Lord Deben, chairman of the Committee on Climate Change, said: “We can all see that the climate is changing and it needs a serious response. The great news is that it is not only possible for the UK to play its full part – we explain how in our new report – but it can be done within the cost envelope that Parliament has already accepted. The Government should accept the recommendations and set about making the changes needed to deliver them without delay.”

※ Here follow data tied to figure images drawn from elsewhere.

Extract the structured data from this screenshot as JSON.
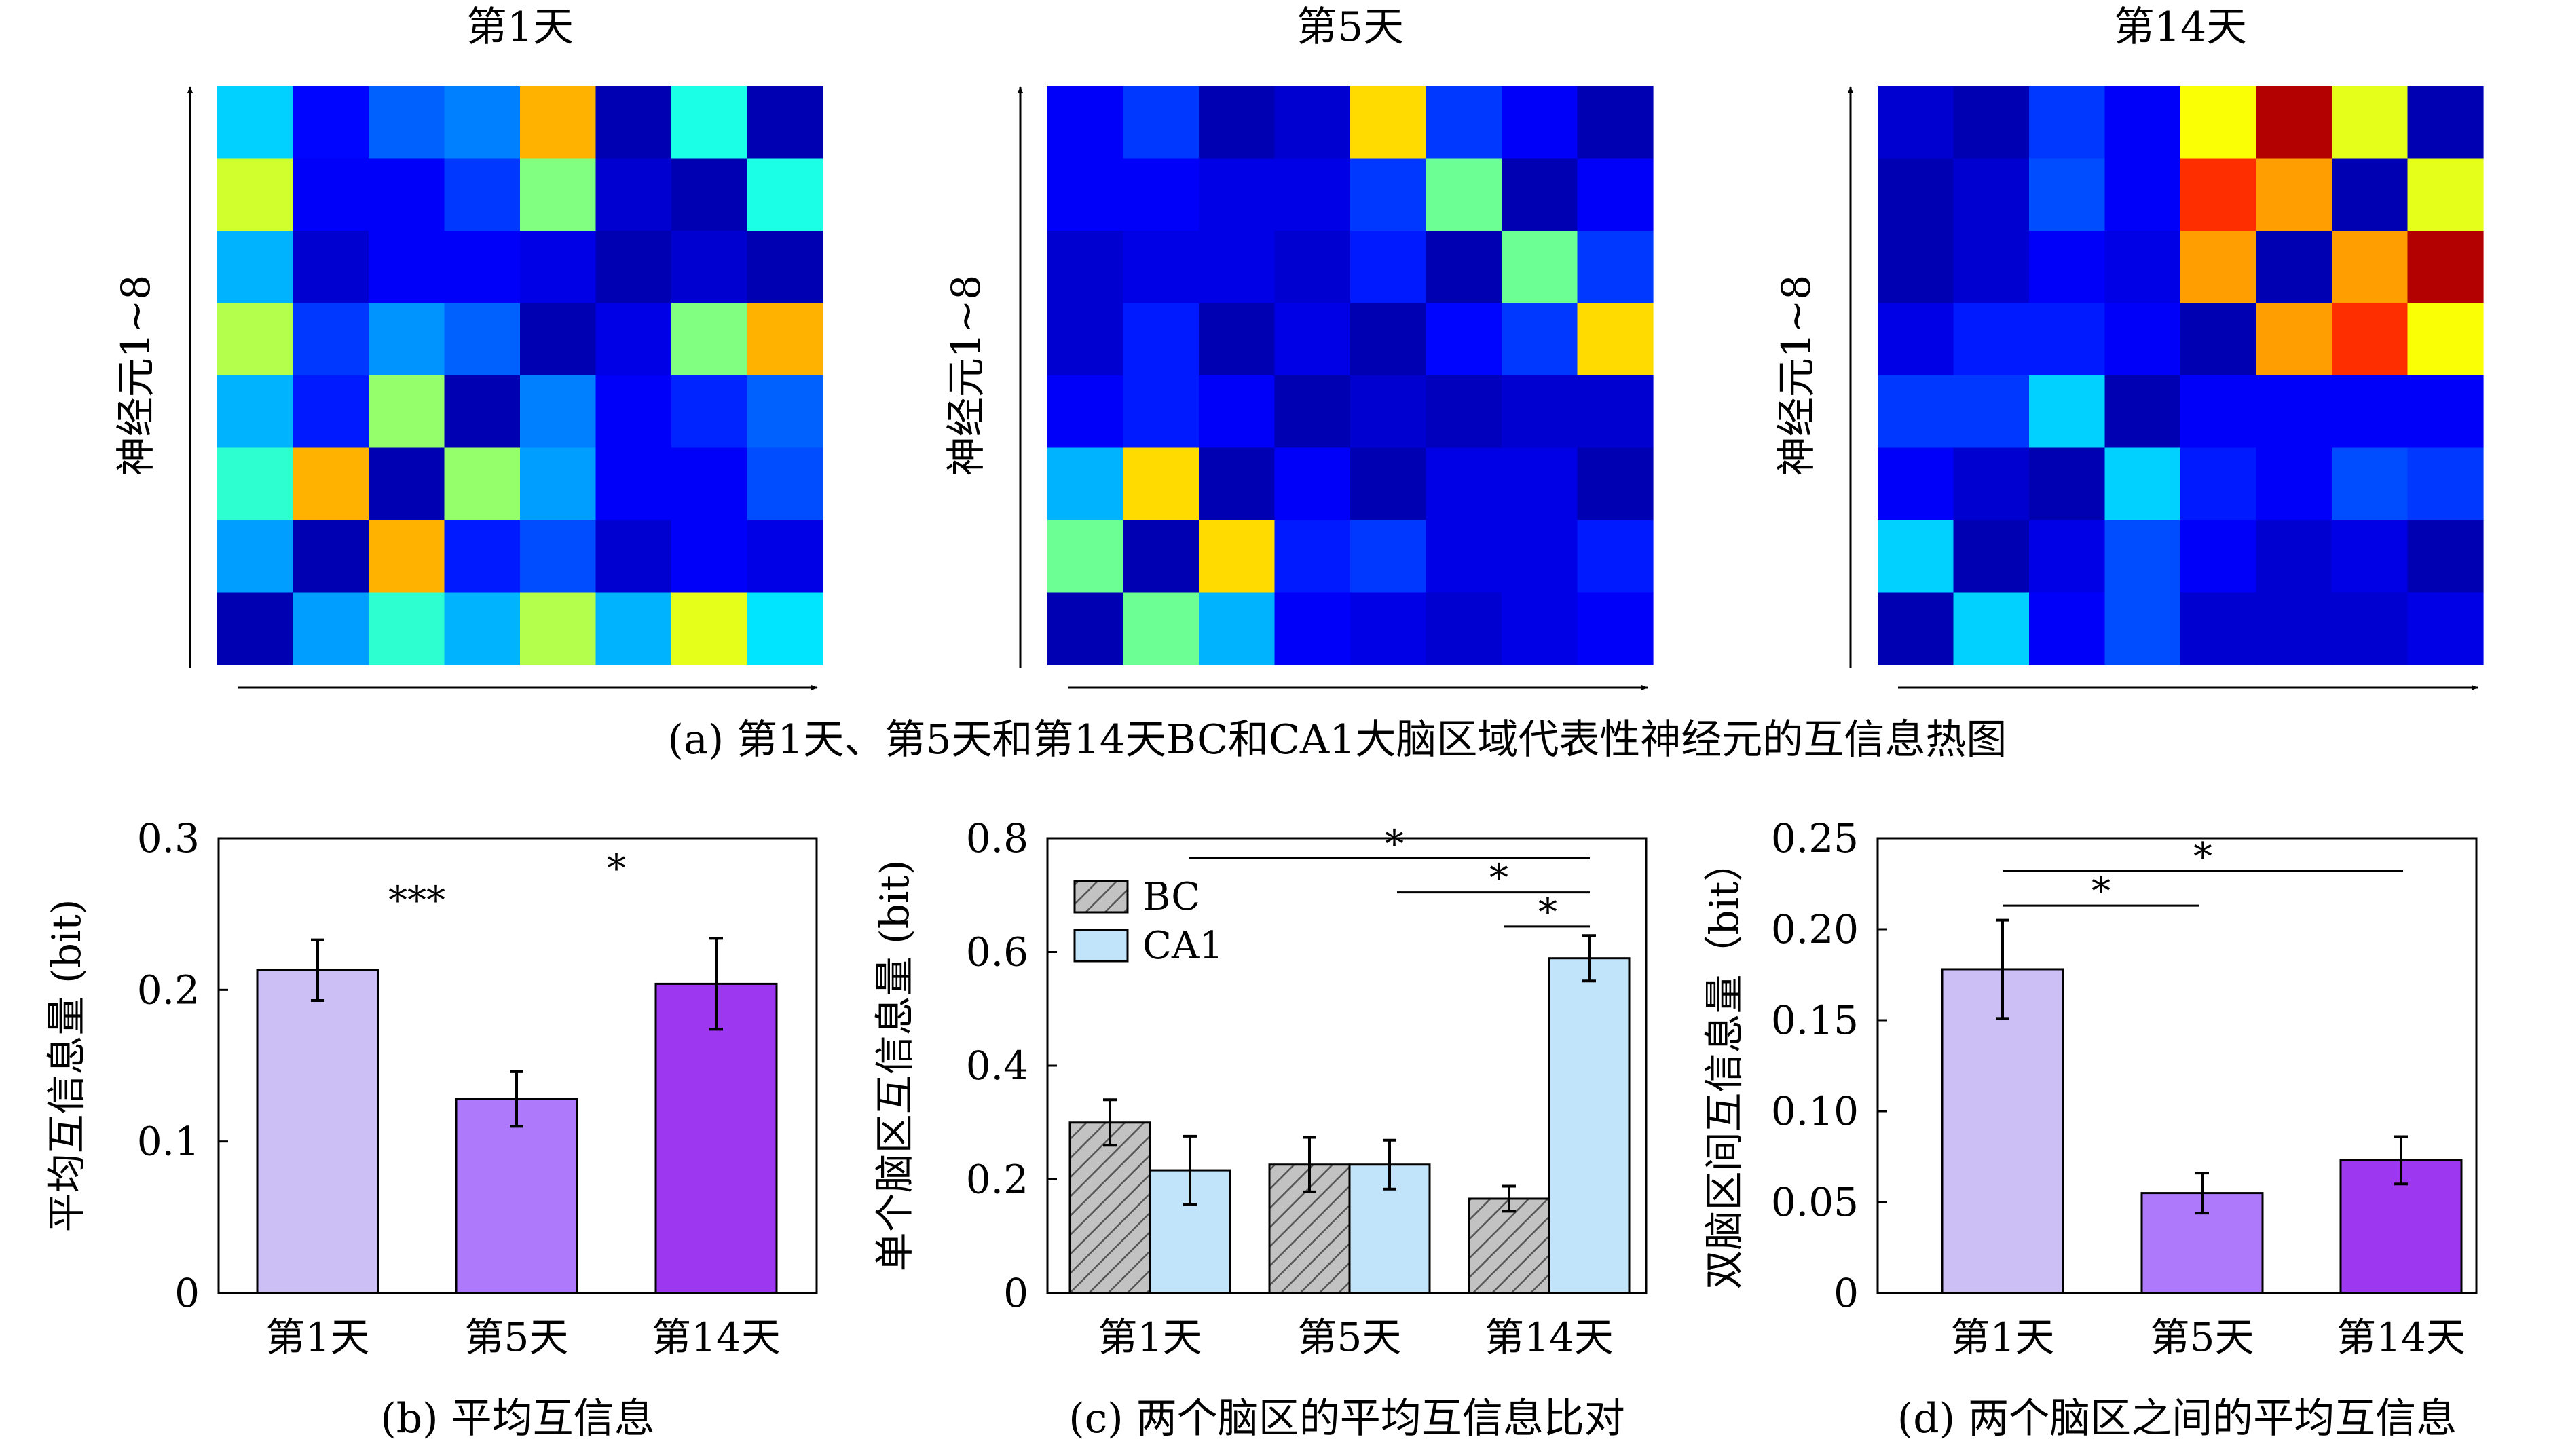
{
  "figure_caption_a": "(a) 第1天、第5天和第14天BC和CA1大脑区域代表性神经元的互信息热图",
  "chart_data": [
    {
      "type": "heatmap",
      "panel": "a",
      "title": "第1天",
      "ylabel": "神经元1~8",
      "colormap": "jet",
      "value_range": [
        0,
        1
      ],
      "values": [
        [
          0.33,
          0.13,
          0.22,
          0.25,
          0.7,
          0.05,
          0.4,
          0.05
        ],
        [
          0.58,
          0.12,
          0.12,
          0.18,
          0.5,
          0.08,
          0.05,
          0.4
        ],
        [
          0.3,
          0.08,
          0.12,
          0.12,
          0.1,
          0.05,
          0.08,
          0.05
        ],
        [
          0.55,
          0.18,
          0.27,
          0.22,
          0.05,
          0.1,
          0.5,
          0.7
        ],
        [
          0.3,
          0.15,
          0.52,
          0.05,
          0.25,
          0.12,
          0.16,
          0.22
        ],
        [
          0.42,
          0.7,
          0.05,
          0.52,
          0.28,
          0.12,
          0.12,
          0.2
        ],
        [
          0.28,
          0.05,
          0.7,
          0.15,
          0.2,
          0.08,
          0.12,
          0.1
        ],
        [
          0.05,
          0.28,
          0.42,
          0.3,
          0.55,
          0.3,
          0.6,
          0.35
        ]
      ]
    },
    {
      "type": "heatmap",
      "panel": "a",
      "title": "第5天",
      "ylabel": "神经元1~8",
      "colormap": "jet",
      "value_range": [
        0,
        1
      ],
      "values": [
        [
          0.12,
          0.18,
          0.05,
          0.08,
          0.66,
          0.18,
          0.12,
          0.05
        ],
        [
          0.12,
          0.12,
          0.1,
          0.1,
          0.18,
          0.48,
          0.05,
          0.12
        ],
        [
          0.08,
          0.1,
          0.1,
          0.08,
          0.15,
          0.05,
          0.48,
          0.18
        ],
        [
          0.08,
          0.15,
          0.05,
          0.1,
          0.05,
          0.13,
          0.18,
          0.66
        ],
        [
          0.12,
          0.15,
          0.12,
          0.05,
          0.08,
          0.06,
          0.08,
          0.08
        ],
        [
          0.3,
          0.66,
          0.05,
          0.12,
          0.05,
          0.1,
          0.1,
          0.05
        ],
        [
          0.48,
          0.05,
          0.66,
          0.15,
          0.18,
          0.1,
          0.1,
          0.15
        ],
        [
          0.05,
          0.48,
          0.3,
          0.12,
          0.1,
          0.08,
          0.1,
          0.12
        ]
      ]
    },
    {
      "type": "heatmap",
      "panel": "a",
      "title": "第14天",
      "ylabel": "神经元1~8",
      "colormap": "jet",
      "value_range": [
        0,
        1
      ],
      "values": [
        [
          0.08,
          0.05,
          0.18,
          0.12,
          0.62,
          0.95,
          0.6,
          0.05
        ],
        [
          0.05,
          0.08,
          0.2,
          0.12,
          0.83,
          0.72,
          0.05,
          0.6
        ],
        [
          0.05,
          0.08,
          0.12,
          0.1,
          0.72,
          0.05,
          0.72,
          0.95
        ],
        [
          0.1,
          0.15,
          0.15,
          0.12,
          0.05,
          0.72,
          0.83,
          0.62
        ],
        [
          0.18,
          0.18,
          0.33,
          0.05,
          0.12,
          0.12,
          0.12,
          0.12
        ],
        [
          0.12,
          0.08,
          0.05,
          0.33,
          0.15,
          0.12,
          0.2,
          0.18
        ],
        [
          0.33,
          0.05,
          0.1,
          0.2,
          0.12,
          0.08,
          0.1,
          0.05
        ],
        [
          0.05,
          0.33,
          0.12,
          0.2,
          0.08,
          0.08,
          0.08,
          0.1
        ]
      ]
    },
    {
      "type": "bar",
      "panel": "b",
      "caption": "(b) 平均互信息",
      "ylabel": "平均互信息量 (bit)",
      "categories": [
        "第1天",
        "第5天",
        "第14天"
      ],
      "values": [
        0.213,
        0.128,
        0.204
      ],
      "errors": [
        0.02,
        0.018,
        0.03
      ],
      "colors": [
        "#cbbff5",
        "#ae79fb",
        "#9e37f0"
      ],
      "ylim": [
        0,
        0.3
      ],
      "yticks": [
        "0",
        "0.1",
        "0.2",
        "0.3"
      ],
      "significance": [
        {
          "label": "***",
          "x": 1,
          "y": 0.263
        },
        {
          "label": "*",
          "x": 2,
          "y": 0.284
        }
      ]
    },
    {
      "type": "bar",
      "panel": "c",
      "caption": "(c) 两个脑区的平均互信息比对",
      "ylabel": "单个脑区互信息量 (bit)",
      "categories": [
        "第1天",
        "第5天",
        "第14天"
      ],
      "series": [
        {
          "name": "BC",
          "values": [
            0.3,
            0.226,
            0.166
          ],
          "errors": [
            0.04,
            0.048,
            0.022
          ],
          "color": "#c2c2c2",
          "hatch": true
        },
        {
          "name": "CA1",
          "values": [
            0.216,
            0.226,
            0.589
          ],
          "errors": [
            0.06,
            0.043,
            0.04
          ],
          "color": "#c2e4fa",
          "hatch": false
        }
      ],
      "ylim": [
        0,
        0.8
      ],
      "yticks": [
        "0",
        "0.2",
        "0.4",
        "0.6",
        "0.8"
      ],
      "legend_position": "top-left",
      "significance": [
        {
          "label": "*",
          "x1": 0.2,
          "x2": 2.2,
          "y": 0.765
        },
        {
          "label": "*",
          "x1": 1.25,
          "x2": 2.2,
          "y": 0.705
        },
        {
          "label": "*",
          "x1": 1.8,
          "x2": 2.2,
          "y": 0.645
        }
      ]
    },
    {
      "type": "bar",
      "panel": "d",
      "caption": "(d) 两个脑区之间的平均互信息",
      "ylabel": "双脑区间互信息量（bit）",
      "categories": [
        "第1天",
        "第5天",
        "第14天"
      ],
      "values": [
        0.178,
        0.055,
        0.073
      ],
      "errors": [
        0.027,
        0.011,
        0.013
      ],
      "colors": [
        "#cbbff5",
        "#ae79fb",
        "#9e37f0"
      ],
      "ylim": [
        0,
        0.25
      ],
      "yticks": [
        "0",
        "0.05",
        "0.10",
        "0.15",
        "0.20",
        "0.25"
      ],
      "significance": [
        {
          "label": "*",
          "x1": 0,
          "x2": 1,
          "y": 0.213
        },
        {
          "label": "*",
          "x1": 0,
          "x2": 2,
          "y": 0.232
        }
      ]
    }
  ]
}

The report has been welcomed by lobby group Transport & Environment. Greg Archer, UK director of T&E, said: “Existing government plans to phase out some cars with engines by 2040 are too little too late and the committee’s proposal to end sales of cars with engines by 2030-35 are spot-on. The UK government now needs to back the vision and put in place the framework that enables UK businesses to lead the transition. It should start by increasing taxes on new gas guzzlers to fund tax breaks for zero-emission cars and investments in recharging.”
Environmental law firm ClientEarth also welcomed the findings. Climate accountability lawyer Jonathan Church said: “At a time when the urgency of climate change could not be more stark, this report sets out a bold and optimistic future for the UK to be climate neutral by 2050.
“We now need this Net Zero by 2050 target to be put in place right away because every month of delay will make achieving it more challenging and less cost-effective in the future.”
And BVRLA chief executive Gerry Keaney also commented on the report, saying: “The BVRLA agrees that ambitious targets are necessary, and we have been proactive at demonstrating to government how the vehicle rental and leasing sector is well placed to help deliver zero-emission road transport.
“Our Plug-in Pledge launched in 2018 saw the industry pledging to increase the number of plug-in vehicles from 50,000 to 720,000 by 2025, which can only be achieved with the right fiscal incentives, infrastructure and product supply.
“As the Committee on Climate Change notes, until the point when electric vehicles become affordable for most consumers, effective incentives are still needed to stimulate demand. Targets can only be met if government, local authorities and industry work together to create the right environment.
“HGV operators for example, have very little option right now. They have a fleet cycle of 5-10 years and are much more expensive. Failure to consider the needs of commercial operators when implementing air quality measures will risk causing harm to local economies as operators will look to avoid entering areas that impose penalties.”